Hey look! The Mediterranean! The shoreline of the city curves a fair amount, so you can see it in the distance there. Neato.
I meant it when I said that everyone goes to the beach when they to go Alexandria. The city, or at least the seaward half of it, is essentially a massive resort with an Egyptian flavor. The Egyptian flavor means that everything is extremely overcrowded.
As I said, it's overcrowded. It actually wasn't that bad here - we were at a private beach. The public beaches have significantly denser thickets of umbrellas. A small sidenote on that topic - I learned the Arabic word for umbrella today, and it's derived from the word for the sun. If you wanted more emphasis on the Middle East not getting a lot of rain, there it is.
Though I suppose the English word umbrella implies shade, not protection from the rain. Whatever. It's still interesting. Back to Alexandria.
Look! Another skyline.
I'd heard from various sources before coming that Alexandria was much more of an 'international' city than Cairo - more European influence, more Europeans, etc. That international flavor certainly exists in Alexandria, but it comes across as something that has been forcibly injected into the city by outside forces rather than a voluntary comingling of cultures. The body of Alexandria, much like the body of Cairo, consists of 4 million poor* people crammed into a city that really can't contain, much less provide for, all of them. International elements have been deposited in Alexandria in an attempt to connect the city to the Mediterranean and European cultures, but I don't know that the attempt has succeeded.
The new library, replacing the more famous Libraries of Alexandria that have repeatedly burned down in the past. While the building is very beautiful, very post-modern, and very large, it doesn't connect with anything else in the city. Native Egyptian architecture is very cohesive - buildings are various shades of brown depending on how long they've been standing, most are unfinished, and their focus is always on maximizing efficiency. I'm not sure that the new Library, however beautiful, will ever really feel like an Egyptian library.

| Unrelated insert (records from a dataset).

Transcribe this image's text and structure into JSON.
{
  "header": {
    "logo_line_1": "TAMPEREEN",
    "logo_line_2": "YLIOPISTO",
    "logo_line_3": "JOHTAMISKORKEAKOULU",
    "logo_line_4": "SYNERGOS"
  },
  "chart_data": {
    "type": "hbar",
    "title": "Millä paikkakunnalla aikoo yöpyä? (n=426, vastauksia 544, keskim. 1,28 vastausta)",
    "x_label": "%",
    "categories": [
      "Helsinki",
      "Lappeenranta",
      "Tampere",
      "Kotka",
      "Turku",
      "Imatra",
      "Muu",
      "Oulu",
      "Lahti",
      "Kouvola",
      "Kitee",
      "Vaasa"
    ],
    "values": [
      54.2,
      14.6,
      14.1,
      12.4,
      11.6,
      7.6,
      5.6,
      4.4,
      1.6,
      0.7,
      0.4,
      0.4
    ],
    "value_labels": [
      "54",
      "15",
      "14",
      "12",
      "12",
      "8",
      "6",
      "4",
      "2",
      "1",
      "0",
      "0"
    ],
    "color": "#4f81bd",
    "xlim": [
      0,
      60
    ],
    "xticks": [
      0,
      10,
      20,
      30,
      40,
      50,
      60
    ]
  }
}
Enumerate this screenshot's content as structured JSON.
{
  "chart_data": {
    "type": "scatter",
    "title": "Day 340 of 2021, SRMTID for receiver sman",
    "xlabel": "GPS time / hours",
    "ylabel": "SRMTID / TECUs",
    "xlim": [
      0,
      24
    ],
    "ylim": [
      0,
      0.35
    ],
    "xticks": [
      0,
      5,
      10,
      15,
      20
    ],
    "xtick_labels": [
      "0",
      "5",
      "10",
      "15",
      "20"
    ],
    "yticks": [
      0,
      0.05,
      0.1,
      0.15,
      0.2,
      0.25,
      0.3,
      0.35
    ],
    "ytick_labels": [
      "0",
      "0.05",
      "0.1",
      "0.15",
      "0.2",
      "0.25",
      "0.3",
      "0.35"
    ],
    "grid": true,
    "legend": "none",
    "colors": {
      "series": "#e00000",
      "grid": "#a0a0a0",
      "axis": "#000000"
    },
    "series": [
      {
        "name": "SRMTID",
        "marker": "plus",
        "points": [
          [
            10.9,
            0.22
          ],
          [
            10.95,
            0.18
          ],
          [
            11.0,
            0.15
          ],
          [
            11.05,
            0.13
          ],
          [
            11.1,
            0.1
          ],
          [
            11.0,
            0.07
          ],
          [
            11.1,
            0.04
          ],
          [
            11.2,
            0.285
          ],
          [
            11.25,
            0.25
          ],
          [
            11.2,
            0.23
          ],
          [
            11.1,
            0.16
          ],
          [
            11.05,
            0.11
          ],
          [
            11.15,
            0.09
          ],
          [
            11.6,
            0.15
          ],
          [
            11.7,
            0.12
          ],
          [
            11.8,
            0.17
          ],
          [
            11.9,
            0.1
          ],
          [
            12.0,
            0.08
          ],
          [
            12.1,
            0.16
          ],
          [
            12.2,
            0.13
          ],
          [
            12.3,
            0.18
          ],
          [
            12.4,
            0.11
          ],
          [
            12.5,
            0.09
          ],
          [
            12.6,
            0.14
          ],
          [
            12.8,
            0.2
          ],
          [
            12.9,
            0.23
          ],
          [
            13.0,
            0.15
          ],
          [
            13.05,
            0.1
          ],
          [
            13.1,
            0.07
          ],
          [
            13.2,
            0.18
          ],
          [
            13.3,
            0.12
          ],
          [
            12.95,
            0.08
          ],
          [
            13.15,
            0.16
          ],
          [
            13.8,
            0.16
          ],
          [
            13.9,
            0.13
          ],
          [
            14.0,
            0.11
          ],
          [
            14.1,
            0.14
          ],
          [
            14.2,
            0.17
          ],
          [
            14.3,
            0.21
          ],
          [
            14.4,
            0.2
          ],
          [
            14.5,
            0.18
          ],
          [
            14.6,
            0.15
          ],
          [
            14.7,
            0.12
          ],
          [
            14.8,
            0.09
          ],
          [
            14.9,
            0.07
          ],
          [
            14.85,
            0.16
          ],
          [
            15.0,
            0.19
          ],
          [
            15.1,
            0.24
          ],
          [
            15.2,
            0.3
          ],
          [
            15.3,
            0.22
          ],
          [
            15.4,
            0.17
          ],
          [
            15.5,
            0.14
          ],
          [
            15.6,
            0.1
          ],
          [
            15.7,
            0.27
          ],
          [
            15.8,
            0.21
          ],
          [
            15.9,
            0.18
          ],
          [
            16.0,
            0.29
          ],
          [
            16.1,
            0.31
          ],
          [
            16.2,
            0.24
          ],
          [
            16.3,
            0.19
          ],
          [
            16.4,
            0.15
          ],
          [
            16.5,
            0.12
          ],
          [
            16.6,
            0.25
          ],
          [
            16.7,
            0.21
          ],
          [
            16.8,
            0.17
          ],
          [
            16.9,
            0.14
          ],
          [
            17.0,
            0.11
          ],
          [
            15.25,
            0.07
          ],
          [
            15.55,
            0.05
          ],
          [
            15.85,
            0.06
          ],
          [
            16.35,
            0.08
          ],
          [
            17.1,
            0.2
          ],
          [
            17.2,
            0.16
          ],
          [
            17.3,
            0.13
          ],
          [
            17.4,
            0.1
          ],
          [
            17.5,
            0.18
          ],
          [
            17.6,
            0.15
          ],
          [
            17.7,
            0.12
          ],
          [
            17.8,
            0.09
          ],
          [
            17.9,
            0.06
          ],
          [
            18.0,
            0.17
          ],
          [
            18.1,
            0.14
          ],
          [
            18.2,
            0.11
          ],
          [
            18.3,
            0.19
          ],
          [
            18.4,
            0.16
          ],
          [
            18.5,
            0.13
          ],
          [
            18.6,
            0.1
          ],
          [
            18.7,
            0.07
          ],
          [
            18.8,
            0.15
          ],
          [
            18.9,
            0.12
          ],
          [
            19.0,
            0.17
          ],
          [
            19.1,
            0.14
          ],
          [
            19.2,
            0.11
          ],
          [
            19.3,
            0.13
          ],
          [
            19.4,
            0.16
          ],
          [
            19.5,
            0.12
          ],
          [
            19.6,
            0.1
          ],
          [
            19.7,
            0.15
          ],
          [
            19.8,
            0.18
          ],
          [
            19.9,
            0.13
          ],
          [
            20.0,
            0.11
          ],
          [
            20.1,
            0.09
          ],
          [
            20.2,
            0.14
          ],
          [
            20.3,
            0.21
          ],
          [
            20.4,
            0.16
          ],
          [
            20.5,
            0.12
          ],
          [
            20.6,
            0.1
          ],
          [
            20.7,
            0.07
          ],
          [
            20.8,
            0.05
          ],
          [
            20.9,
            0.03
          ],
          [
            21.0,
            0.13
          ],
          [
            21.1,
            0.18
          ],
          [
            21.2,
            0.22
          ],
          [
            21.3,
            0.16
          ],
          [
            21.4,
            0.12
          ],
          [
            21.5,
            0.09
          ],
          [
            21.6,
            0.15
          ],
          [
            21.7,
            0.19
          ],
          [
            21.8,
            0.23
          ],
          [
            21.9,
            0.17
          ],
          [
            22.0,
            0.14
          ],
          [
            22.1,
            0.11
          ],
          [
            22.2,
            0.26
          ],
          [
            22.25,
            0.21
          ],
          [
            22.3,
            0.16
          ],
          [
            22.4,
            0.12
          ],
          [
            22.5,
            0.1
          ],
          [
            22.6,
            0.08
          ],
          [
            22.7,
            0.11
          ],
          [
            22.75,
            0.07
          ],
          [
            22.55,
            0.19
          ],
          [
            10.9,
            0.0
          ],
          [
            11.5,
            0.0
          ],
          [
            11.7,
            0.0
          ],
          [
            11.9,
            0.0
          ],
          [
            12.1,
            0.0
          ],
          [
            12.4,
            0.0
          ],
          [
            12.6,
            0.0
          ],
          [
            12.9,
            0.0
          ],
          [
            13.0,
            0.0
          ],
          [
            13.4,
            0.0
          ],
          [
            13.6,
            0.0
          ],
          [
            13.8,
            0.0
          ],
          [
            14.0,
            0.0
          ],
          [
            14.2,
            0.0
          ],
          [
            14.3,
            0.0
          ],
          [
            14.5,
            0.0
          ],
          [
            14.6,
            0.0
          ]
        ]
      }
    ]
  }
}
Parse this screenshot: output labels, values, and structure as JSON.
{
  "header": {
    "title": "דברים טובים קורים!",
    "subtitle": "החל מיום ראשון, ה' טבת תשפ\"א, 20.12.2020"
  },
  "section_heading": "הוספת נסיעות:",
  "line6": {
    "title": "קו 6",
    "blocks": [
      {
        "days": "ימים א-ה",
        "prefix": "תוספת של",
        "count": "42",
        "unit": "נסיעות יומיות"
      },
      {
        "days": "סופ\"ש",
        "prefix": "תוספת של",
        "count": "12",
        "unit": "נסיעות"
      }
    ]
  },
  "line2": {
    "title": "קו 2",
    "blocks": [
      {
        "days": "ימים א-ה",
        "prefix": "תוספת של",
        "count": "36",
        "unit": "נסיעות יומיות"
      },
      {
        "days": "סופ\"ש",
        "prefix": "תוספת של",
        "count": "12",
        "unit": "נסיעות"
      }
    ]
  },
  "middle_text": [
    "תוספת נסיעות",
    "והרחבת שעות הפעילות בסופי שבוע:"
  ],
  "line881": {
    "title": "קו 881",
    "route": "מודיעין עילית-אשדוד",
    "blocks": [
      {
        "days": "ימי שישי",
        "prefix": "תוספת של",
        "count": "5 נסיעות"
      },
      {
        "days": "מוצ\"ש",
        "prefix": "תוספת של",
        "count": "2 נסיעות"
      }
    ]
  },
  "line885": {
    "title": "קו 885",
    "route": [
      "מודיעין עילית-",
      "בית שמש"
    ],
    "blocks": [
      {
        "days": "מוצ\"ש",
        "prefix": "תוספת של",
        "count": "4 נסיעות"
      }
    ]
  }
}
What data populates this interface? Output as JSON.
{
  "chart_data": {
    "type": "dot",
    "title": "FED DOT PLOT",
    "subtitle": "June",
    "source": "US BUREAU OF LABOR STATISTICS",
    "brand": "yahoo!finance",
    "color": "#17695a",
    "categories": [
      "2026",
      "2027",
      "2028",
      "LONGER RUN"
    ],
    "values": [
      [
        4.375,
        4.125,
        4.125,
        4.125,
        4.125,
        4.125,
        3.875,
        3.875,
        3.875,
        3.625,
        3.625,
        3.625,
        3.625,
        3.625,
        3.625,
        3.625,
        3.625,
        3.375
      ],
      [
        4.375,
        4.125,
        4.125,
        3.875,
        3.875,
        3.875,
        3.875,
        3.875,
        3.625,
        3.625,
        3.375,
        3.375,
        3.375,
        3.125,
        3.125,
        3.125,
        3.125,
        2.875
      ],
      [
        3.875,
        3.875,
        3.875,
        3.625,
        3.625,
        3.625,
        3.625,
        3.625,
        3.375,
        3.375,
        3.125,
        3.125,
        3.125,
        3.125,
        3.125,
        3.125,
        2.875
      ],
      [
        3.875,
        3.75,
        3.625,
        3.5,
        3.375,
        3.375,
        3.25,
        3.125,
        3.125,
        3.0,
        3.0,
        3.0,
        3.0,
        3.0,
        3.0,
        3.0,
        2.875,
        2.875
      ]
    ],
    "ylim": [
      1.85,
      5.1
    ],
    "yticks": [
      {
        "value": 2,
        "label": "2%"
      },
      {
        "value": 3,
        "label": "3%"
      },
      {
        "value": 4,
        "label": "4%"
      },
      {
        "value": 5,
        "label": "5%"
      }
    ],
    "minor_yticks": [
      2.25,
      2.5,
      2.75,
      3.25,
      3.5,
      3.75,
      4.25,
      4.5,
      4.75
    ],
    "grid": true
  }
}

*Poor doesn't accurately convey the average Egyptian lifestyle, because (at least for me) the word assumes a comparison to a large middle class. Egyptians aren't poor when compared to one another - the vast majority of the population has much the same standard of living. Those that don't, though... man.
My roommate went to a birthday party for the son of the Egyptian Minister of Transportation (or some such). The Minister owns a 22-story building in downtown Cairo, of which he rents out the bottom ten floors. The rest is essentially a personal palace.
For the people at the top of the pyramid, the system works great. For the people at the bottom, well... at least they've got company.